Ne misez pas tout sur un cheval. Assurez-vous de conserver d'autres priorités en dehors du travail : famille, amis, loisirs, exercice... Cela aussi vous aidera à  faire abstraction du travail. Vous voudrez en effet consacrer du temps à ces activités, ce qui implique de ne plus penser au travail. Si vous n'avez que votre travail, celui-ci occupe la majeure partie de votre vie.
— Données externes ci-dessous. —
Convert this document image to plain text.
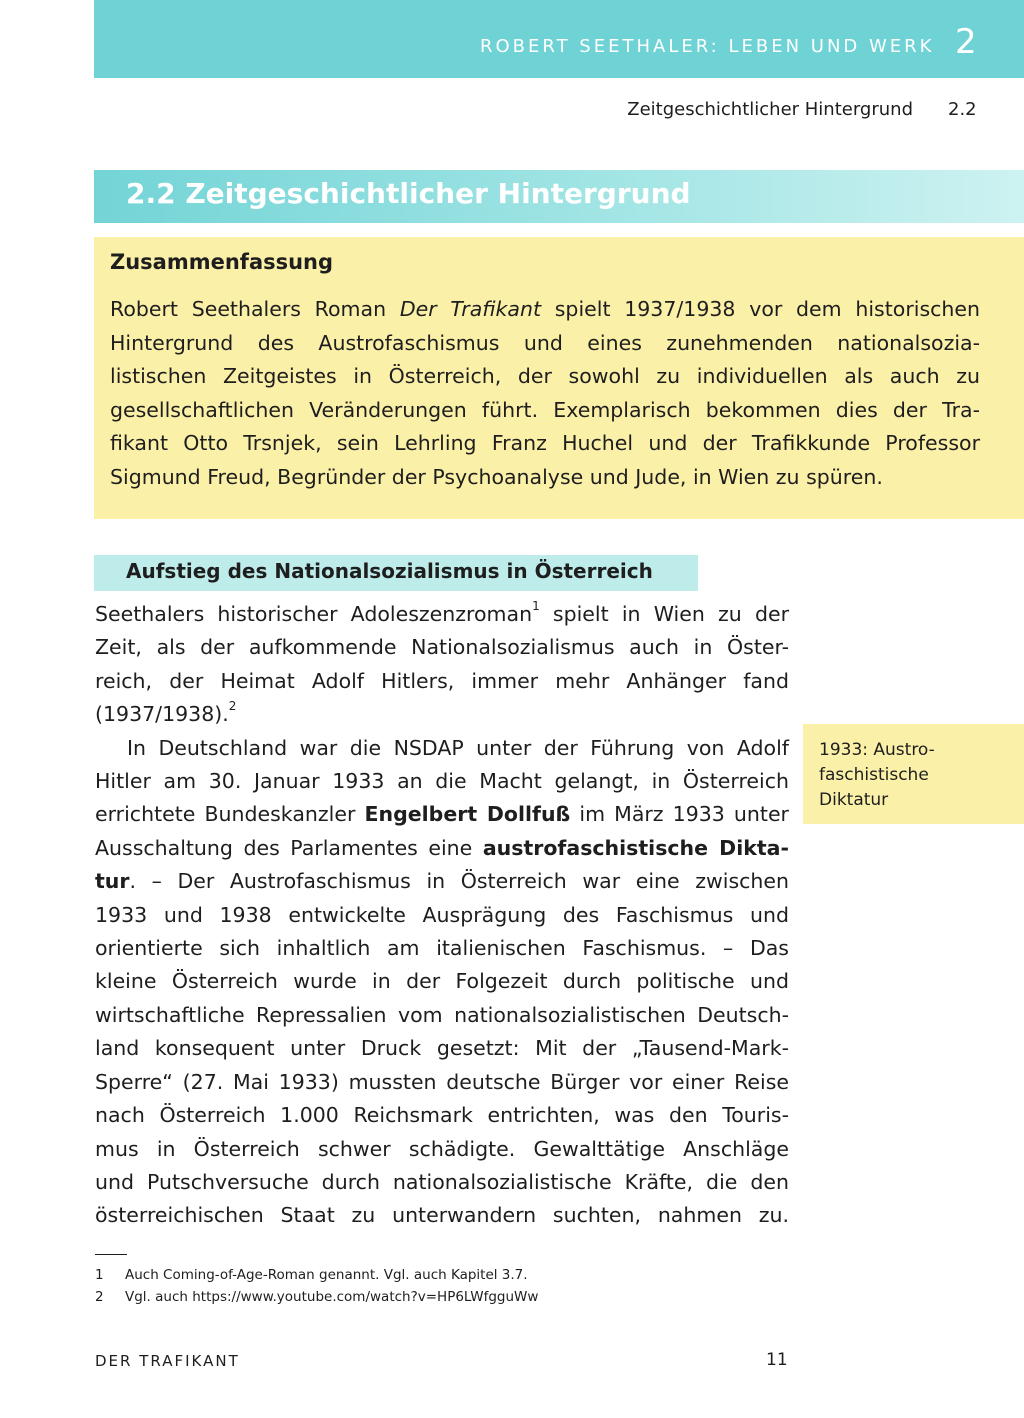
ROBERT SEETHALER: LEBEN UND WERK 2
Zeitgeschichtlicher Hintergrund 2.2
2.2 Zeitgeschichtlicher Hintergrund
Zusammenfassung
Robert Seethalers Roman Der Trafikant spielt 1937/1938 vor dem historischen
Hintergrund des Austrofaschismus und eines zunehmenden nationalsozia-
listischen Zeitgeistes in Österreich, der sowohl zu individuellen als auch zu
gesellschaftlichen Veränderungen führt. Exemplarisch bekommen dies der Tra-
fikant Otto Trsnjek, sein Lehrling Franz Huchel und der Trafikkunde Professor
Sigmund Freud, Begründer der Psychoanalyse und Jude, in Wien zu spüren.
Aufstieg des Nationalsozialismus in Österreich
Seethalers historischer Adoleszenzroman$^1$ spielt in Wien zu der
Zeit, als der aufkommende Nationalsozialismus auch in Öster-
reich, der Heimat Adolf Hitlers, immer mehr Anhänger fand
(1937/1938).$^2$
In Deutschland war die NSDAP unter der Führung von Adolf
Hitler am 30. Januar 1933 an die Macht gelangt, in Österreich
errichtete Bundeskanzler Engelbert Dollfuß im März 1933 unter
Ausschaltung des Parlamentes eine austrofaschistische Dikta-
tur. – Der Austrofaschismus in Österreich war eine zwischen
1933 und 1938 entwickelte Ausprägung des Faschismus und
orientierte sich inhaltlich am italienischen Faschismus. – Das
kleine Österreich wurde in der Folgezeit durch politische und
wirtschaftliche Repressalien vom nationalsozialistischen Deutsch-
land konsequent unter Druck gesetzt: Mit der „Tausend-Mark-
Sperre“ (27. Mai 1933) mussten deutsche Bürger vor einer Reise
nach Österreich 1.000 Reichsmark entrichten, was den Touris-
mus in Österreich schwer schädigte. Gewalttätige Anschläge
und Putschversuche durch nationalsozialistische Kräfte, die den
österreichischen Staat zu unterwandern suchten, nahmen zu.
1933: Austro-
faschistische
Diktatur
1 Auch Coming-of-Age-Roman genannt. Vgl. auch Kapitel 3.7.
2 Vgl. auch https://www.youtube.com/watch?v=HP6LWfgguWw
DER TRAFIKANT	11
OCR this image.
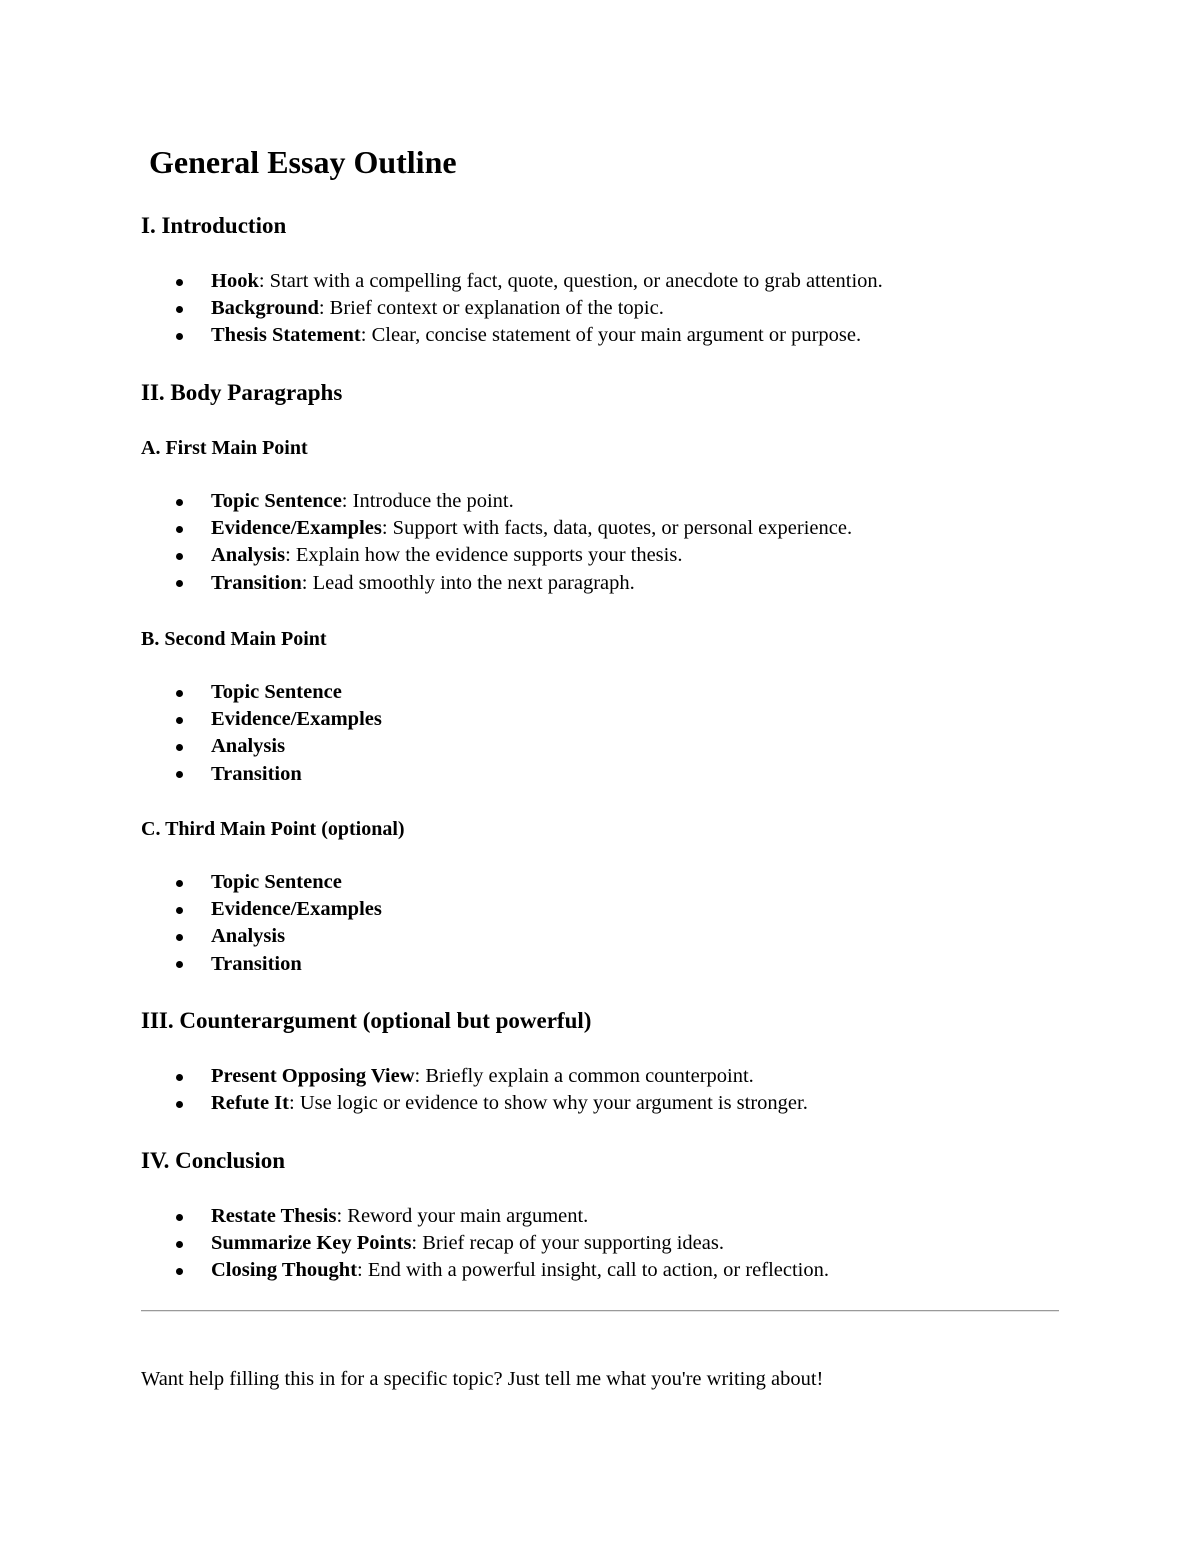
General Essay Outline
I. Introduction
Hook: Start with a compelling fact, quote, question, or anecdote to grab attention.
Background: Brief context or explanation of the topic.
Thesis Statement: Clear, concise statement of your main argument or purpose.
II. Body Paragraphs
A. First Main Point
Topic Sentence: Introduce the point.
Evidence/Examples: Support with facts, data, quotes, or personal experience.
Analysis: Explain how the evidence supports your thesis.
Transition: Lead smoothly into the next paragraph.
B. Second Main Point
Topic Sentence
Evidence/Examples
Analysis
Transition
C. Third Main Point (optional)
Topic Sentence
Evidence/Examples
Analysis
Transition
III. Counterargument (optional but powerful)
Present Opposing View: Briefly explain a common counterpoint.
Refute It: Use logic or evidence to show why your argument is stronger.
IV. Conclusion
Restate Thesis: Reword your main argument.
Summarize Key Points: Brief recap of your supporting ideas.
Closing Thought: End with a powerful insight, call to action, or reflection.

Want help filling this in for a specific topic? Just tell me what you're writing about!
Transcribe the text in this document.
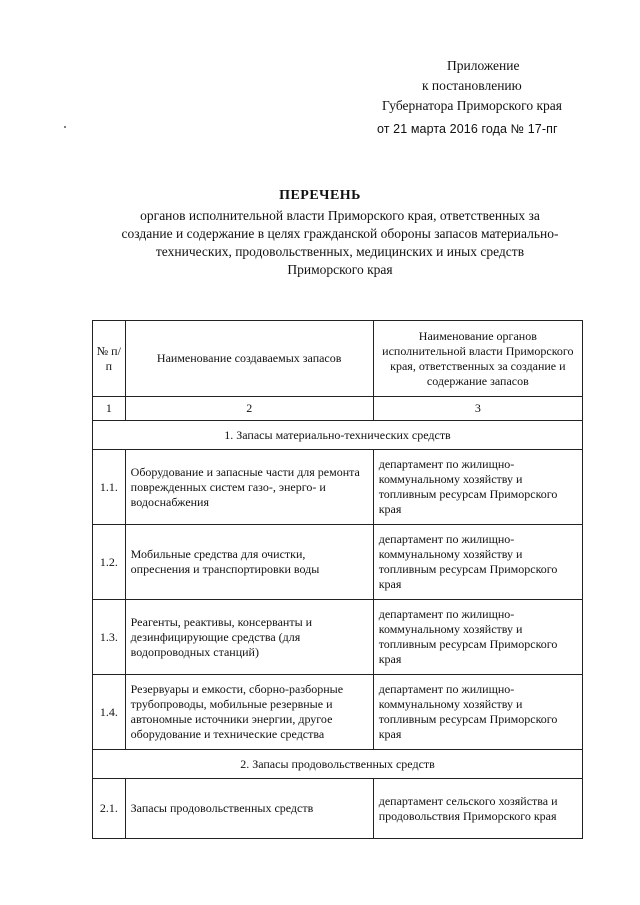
Приложение
к постановлению
Губернатора Приморского края
от 21 марта 2016 года № 17-пг
ПЕРЕЧЕНЬ
органов исполнительной власти Приморского края, ответственных за
создание и содержание в целях гражданской обороны запасов материально-
технических, продовольственных, медицинских и иных средств
Приморского края
№ п/п	Наименование создаваемых запасов	Наименование органов исполнительной власти Приморского края, ответственных за создание и содержание запасов
1	2	3
1. Запасы материально-технических средств		
1.1.	Оборудование и запасные части для ремонта поврежденных систем газо-, энерго- и водоснабжения	департамент по жилищно-коммунальному хозяйству и топливным ресурсам Приморского края
1.2.	Мобильные средства для очистки, опреснения и транспортировки воды	департамент по жилищно-коммунальному хозяйству и топливным ресурсам Приморского края
1.3.	Реагенты, реактивы, консерванты и дезинфицирующие средства (для водопроводных станций)	департамент по жилищно-коммунальному хозяйству и топливным ресурсам Приморского края
1.4.	Резервуары и емкости, сборно-разборные трубопроводы, мобильные резервные и автономные источники энергии, другое оборудование и технические средства	департамент по жилищно-коммунальному хозяйству и топливным ресурсам Приморского края
2. Запасы продовольственных средств		
2.1.	Запасы продовольственных средств	департамент сельского хозяйства и продовольствия Приморского края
Et s'il ne se passe pas bien, il ne vous reste pas beaucoup d'échappatoires.

Conseil 7 :

Prenez garde au " toujours plus, toujours la même chose ". Pour certains, la seule solution pour venir à  bout de la surcharge de travail réside dans l'augmentation des heures de travail. Ils commencent à  travailler plus d'heures, y compris le soir, voire même le week-end à  la maison.

Au début, ils parviennent effectivement à  faire plus de travail, mais ensuite de nouvelles tâches vont venir s'y ajouter. Pour sortir de cette spirale, ils vont de nouveau travailler plus dur et plus longtemps. Mais ils ne parviendront qu'à  une chose : s'enfermer dans un cul-de-sac avec pour seul horizon du travail, et encore du travail. Il existe cependant d'autres solutions face à  ce genre de situation.

Avez-vous déjà songé à en parler à votre patron ou à  votre équipe ? Peut-être est-il possible de légèrement redistribuer le travail ? Peut-être est-il envisageable d'engager une personne supplémentaire ? Peut-être certaines tâches peuvent-elles être sous-traitées ? Tant que vous continuerez à travailler en dehors des heures de bureau, personne ne cherchera une solution à votre place.

C'est à  vous de mettre ce sujet sur la table. Vous décidez de ce que vous êtes disposé (ou non) à faire. Vous devez faire en sorte que vos limites soient respectées.